А монгольские камнеметы продолжали долбить городские стены день и ночь, массированный обстрел не прекращался ни на час, и защитники уже не успевали чинить стены и башни, расшатанные страшными ударами. Здесь и там в укреплениях стали появляться многочисленные бреши, рассыпались городницы, под градом камней оседали и кренились бревенчатые башни. И горожане, и штурмующие прекрасно понимали, что как только рухнут стены, которые явно долго не простоят, то начнется штурм города, в котором решится судьба не только Южной, но и Юго-Западной Руси. Грохот рушившейся стены у Лядских ворот ознаменовал отсчет последних дней легендарной столицы Древней Руси, а битва за Киев достигла своего апогея — началось сражение за «город Ярослава».
* * *
Видя, как под ударами камнеметов обрушилась городская стена, Батый немедленно распорядился о начале штурма — надо было не дать времени противнику опомниться и как можно скорее атаковать и закрепиться на валу. Но и русский воевода предвидел подобный поворот событий, а потому не стал дожидаться, когда упадет расшатанная стена, а просто убрал с нее людей, чтобы избежать напрасных жертв. И теперь русские воины толпились на близлежащих улицах и, сжимая оружие в руках, ожидали приказа идти в атаку и отбросить врага. Под грохот барабанов, с яростным боевым кличем монголы бросились на приступ и, преодолев заваленный ров, по лестницам начали карабкаться на крепостной вал. В ту же минуту заревели боевые трубы киевлян, и тысячи русских ратников бросились на вал с другой стороны, чтобы остановить вражескую лавину. Два людских потока столкнулись на гребне вала, и грохот от этого столкновения был слышен на много верст в округе — друг о друга ударялись и раскалывались щиты, с треском ломались копья, с лязгом скрещивались кривые сабли и прямые мечи. В первых рядах русского воинства бились галицкие гридни князя Даниила, страшными ударами больших красных щитов они скидывали с вала монгольских нукеров, били степняков палицами и шестоперами, а сзади напирали ратники ополчения, которые кололи врагов копьями и рогатинами. В лютой сече киевляне посекли первые ряды монголов, загромоздив их телами ров, но Батый только махнул рукой, и новые свежие тысячи устремились на штурм. Но русский воевода тоже внимательно следил за ходом развернувшейся битвы, стоя на каменной башне Лядских ворот, и по его приказу с разных концов города двигались к пролому колонны вооруженных ратников, которые сразу же вступали в бой, заменяя раненых и уставших. Нукеры подтащили к воротам таран, и огромное бревно грохнуло в окованные железом створки — по приказу Дмитра их завалили битым кирпичом и бревнами, поскольку осажденным теперь стало не до вылазок.

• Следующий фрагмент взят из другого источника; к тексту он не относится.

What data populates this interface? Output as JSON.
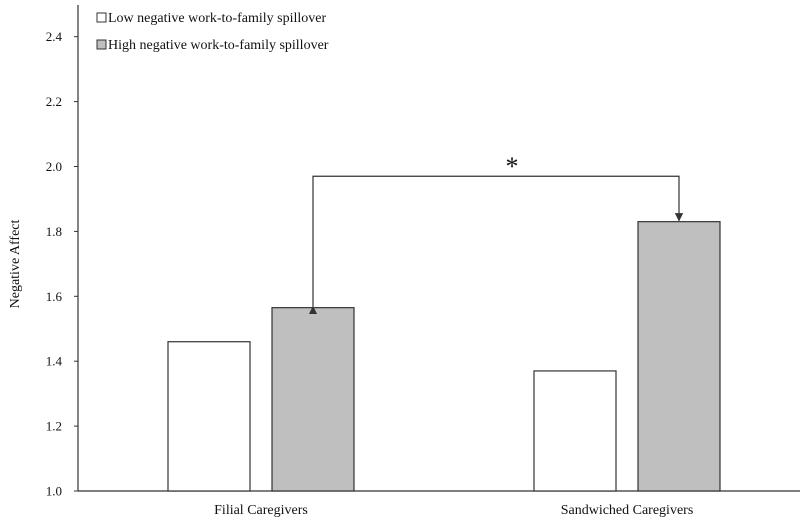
{
  "chart_data": {
    "type": "bar",
    "categories": [
      "Filial Caregivers",
      "Sandwiched Caregivers"
    ],
    "series": [
      {
        "name": "Low negative work-to-family spillover",
        "values": [
          1.46,
          1.37
        ],
        "color": "#ffffff"
      },
      {
        "name": "High negative work-to-family spillover",
        "values": [
          1.565,
          1.83
        ],
        "color": "#bfbfbf"
      }
    ],
    "title": "",
    "xlabel": "",
    "ylabel": "Negative Affect",
    "ylim": [
      1.0,
      2.5
    ],
    "yticks": [
      "1.0",
      "1.2",
      "1.4",
      "1.6",
      "1.8",
      "2.0",
      "2.2",
      "2.4"
    ],
    "ytick_values": [
      1.0,
      1.2,
      1.4,
      1.6,
      1.8,
      2.0,
      2.2,
      2.4
    ],
    "grid": false,
    "legend_position": "top-left",
    "annotation": {
      "text": "*",
      "from": {
        "category": 0,
        "series": 1
      },
      "to": {
        "category": 1,
        "series": 1
      },
      "bracket_value": 1.97
    }
  }
}
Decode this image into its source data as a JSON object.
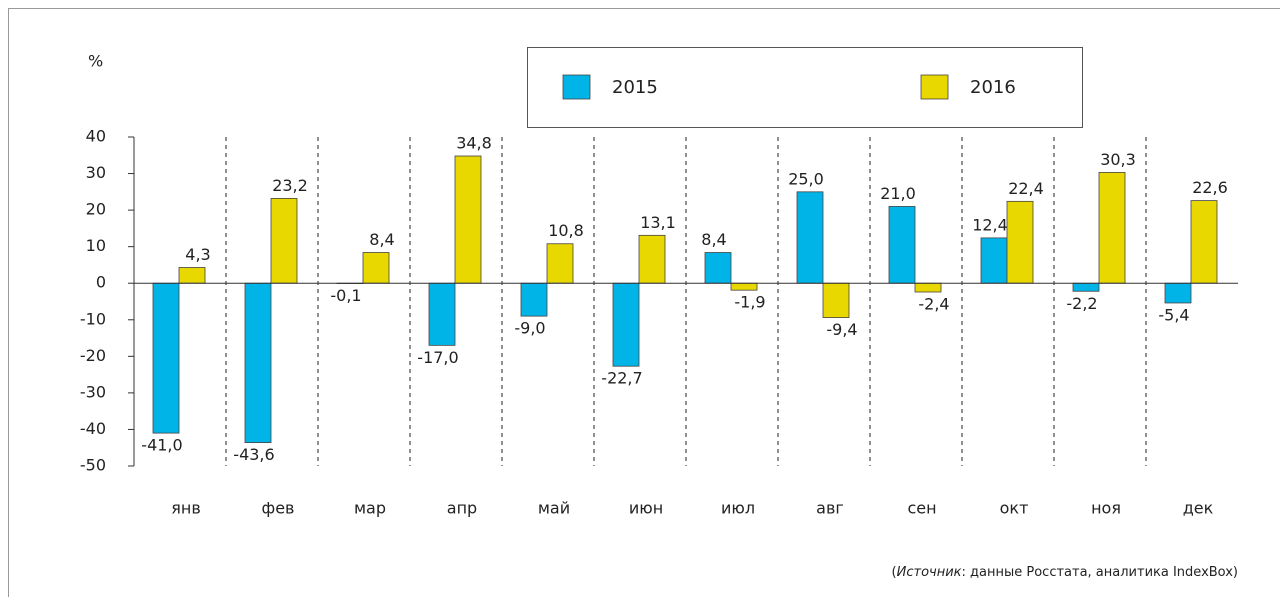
{
  "chart_data": {
    "type": "bar",
    "y_label": "%",
    "categories": [
      "янв",
      "фев",
      "мар",
      "апр",
      "май",
      "июн",
      "июл",
      "авг",
      "сен",
      "окт",
      "ноя",
      "дек"
    ],
    "series": [
      {
        "name": "2015",
        "color": "#00b4e8",
        "values": [
          -41.0,
          -43.6,
          -0.1,
          -17.0,
          -9.0,
          -22.7,
          8.4,
          25.0,
          21.0,
          12.4,
          -2.2,
          -5.4
        ],
        "value_labels": [
          "-41,0",
          "-43,6",
          "-0,1",
          "-17,0",
          "-9,0",
          "-22,7",
          "8,4",
          "25,0",
          "21,0",
          "12,4",
          "-2,2",
          "-5,4"
        ]
      },
      {
        "name": "2016",
        "color": "#e8d800",
        "values": [
          4.3,
          23.2,
          8.4,
          34.8,
          10.8,
          13.1,
          -1.9,
          -9.4,
          -2.4,
          22.4,
          30.3,
          22.6
        ],
        "value_labels": [
          "4,3",
          "23,2",
          "8,4",
          "34,8",
          "10,8",
          "13,1",
          "-1,9",
          "-9,4",
          "-2,4",
          "22,4",
          "30,3",
          "22,6"
        ]
      }
    ],
    "ylim": [
      -50,
      40
    ],
    "yticks": [
      -50,
      -40,
      -30,
      -20,
      -10,
      0,
      10,
      20,
      30,
      40
    ],
    "legend": "top",
    "source": [
      "(",
      "Источник",
      ": данные Росстата, аналитика IndexBox)"
    ]
  }
}
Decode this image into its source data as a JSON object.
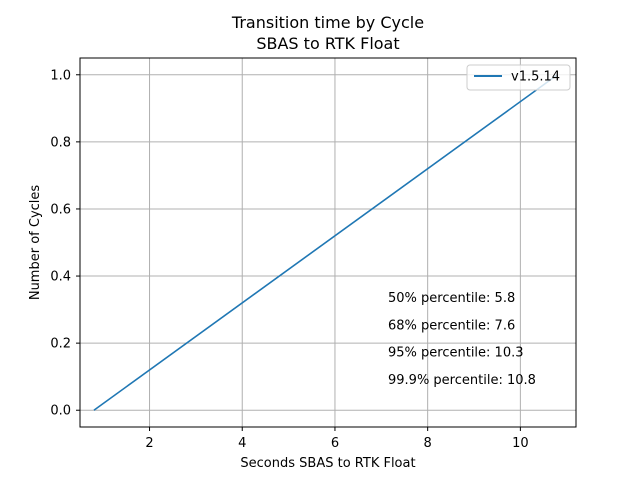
{
  "chart_data": {
    "type": "line",
    "title": "Transition time by Cycle",
    "subtitle": "SBAS to RTK Float",
    "xlabel": "Seconds SBAS to RTK Float",
    "ylabel": "Number of Cycles",
    "xlim": [
      0.5,
      11.2
    ],
    "ylim": [
      -0.05,
      1.05
    ],
    "xticks": [
      2,
      4,
      6,
      8,
      10
    ],
    "yticks": [
      0.0,
      0.2,
      0.4,
      0.6,
      0.8,
      1.0
    ],
    "xtick_labels": [
      "2",
      "4",
      "6",
      "8",
      "10"
    ],
    "ytick_labels": [
      "0.0",
      "0.2",
      "0.4",
      "0.6",
      "0.8",
      "1.0"
    ],
    "grid": true,
    "legend_position": "top-right",
    "series": [
      {
        "name": "v1.5.14",
        "color": "#1f77b4",
        "x": [
          0.8,
          10.8
        ],
        "y": [
          0.0,
          1.0
        ]
      }
    ],
    "annotations": [
      "50% percentile: 5.8",
      "68% percentile: 7.6",
      "95% percentile: 10.3",
      "99.9% percentile: 10.8"
    ]
  }
}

День и ночь бились на валах киевляне, сдерживая яростный натиск орды, штурм не прекращался ни на минуту, и через несколько дней стало ясно, что монголы одолевают — защитников становилось все меньше и меньше, они все реже могли сменять друг друга, а Батый постоянно вводил в бой свежие войска. Яростный натиск нукеров сбросил русских воинов с вала, но те отступили на улицы «города Ярослава» и там стали ждать атаку степняков. Ханские воины разобрали завал и распахнули створы — через Лядские ворота монгольская конница хлынула в город и начала растекаться по улицам Киева, но там ее встретили ратники и ополченцы. Бешено мчавшиеся кони напарывались на вбитые в землю колья, с перегородивших улицы телег киевляне поражали захватчиков топорами и копьями, а сидевшие на крышах домов лучники сбивали всадников стрелами. Смертельный бой разливался на улицах «города Ярослава», монголы рвались к «городу Владимира», но защитники бились столь отчаянно, что на несколько дней задержали продвижение врага. Сражались на улицах и папертях церквей, во дворах купеческих теремов и боярских хором, в домах простых ремесленников, на площадях и огородах — везде, где только могли пройти монголы. Под их яростным натиском часть отчаянно сражающихся горожан и дружинников отступила в громадный Софийский собор и накрепко там заперлась, поражая врагов из узких окон и с храмовой крыши. Бревном нукеры высадили двери в собор, но галицкие гридни перегородили узкий проход щитами в рост человека, а мужики ударами топоров нарубили в проходе целую кучу вражеских тел. Несколько раз бросались багатуры на штурм каменной твердыни и всякий раз откатывались, устилая каменные плиты пола своими телами.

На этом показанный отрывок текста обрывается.